Simon Marlow simonmar at microsoft.com
Thu Mar 30 06:26:58 EST 2006

On 30 March 2006 11:42, John Meacham wrote:

> Although I was skeptical at the beginning that we could come up with a
> standard based on forkIO that could encompass both models without
> compromising performance or implementation flexability, I now think
> that we can! and that is good, because it means we won't need to make
> concurrency an addendum or just accept the fact that many
> haskell-prime implementations will be incomplete!
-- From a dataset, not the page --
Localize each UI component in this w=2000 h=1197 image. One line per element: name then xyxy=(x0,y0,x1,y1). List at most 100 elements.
Which sounds like a win-win, but the concern Manuel rose earlier in this
thread still holds: namely that if we allow too much flexibility in the
standard, it becomes too hard to write portable applications.  Someone
coding for GHC will almost certainly not insert enough 'yield's to make
their program work properly on a cooperative implementation.  (hmm, I
wonder if GHC could be made to optionally behave like a cooperative
scheduler without too much effort.  That would help).

Still, I think this makes an interesting proposal.  Could you put it on
the wiki, perhaps replacing Proposal 3?

> A sticky point might be whether we say anything about duplicated work,
> however, the haskell report never really says anything about
> guarenteed sharing anyway so we can probably be silent on the matter.

Quite right, the standard doesn't need to mention this.

> we certainly shouldn't treat state-threads as second class or a
> "lesser" implementation of the standard though! they can often be
> faster than OS threads but with their own set of tradeoffs.
> glossary:
> OS threaded - ghc -threaded, context switching at arbitrary points,
> not necessarily under the control of the haskell runtime.
> state-threading - hugs,jhc context switching at block-points chosen
> by the implementation and user via yield.
> yhc is somewhere in between. basically state-threading, but with more
> context switching under the control of the yhc run-time.

I'm not sure I'd separate YHC from GHC.  They both satisfy the fairness
properties we talked about earlier, and from a programmer's point of
view would be indistinguishable (to a very close approximation).  It's
very hard to write a program that can tell them apart.

I think if the standard were to go in this direction, then it would be
helpful to establish two versions of the fairness properties: the strong
version that includes GHC/YHC, and a weaker version that also admits
Hugs (eg. the progress guarantee you mentioned earlier).  An
implementation would be required to say which of these it satisfies.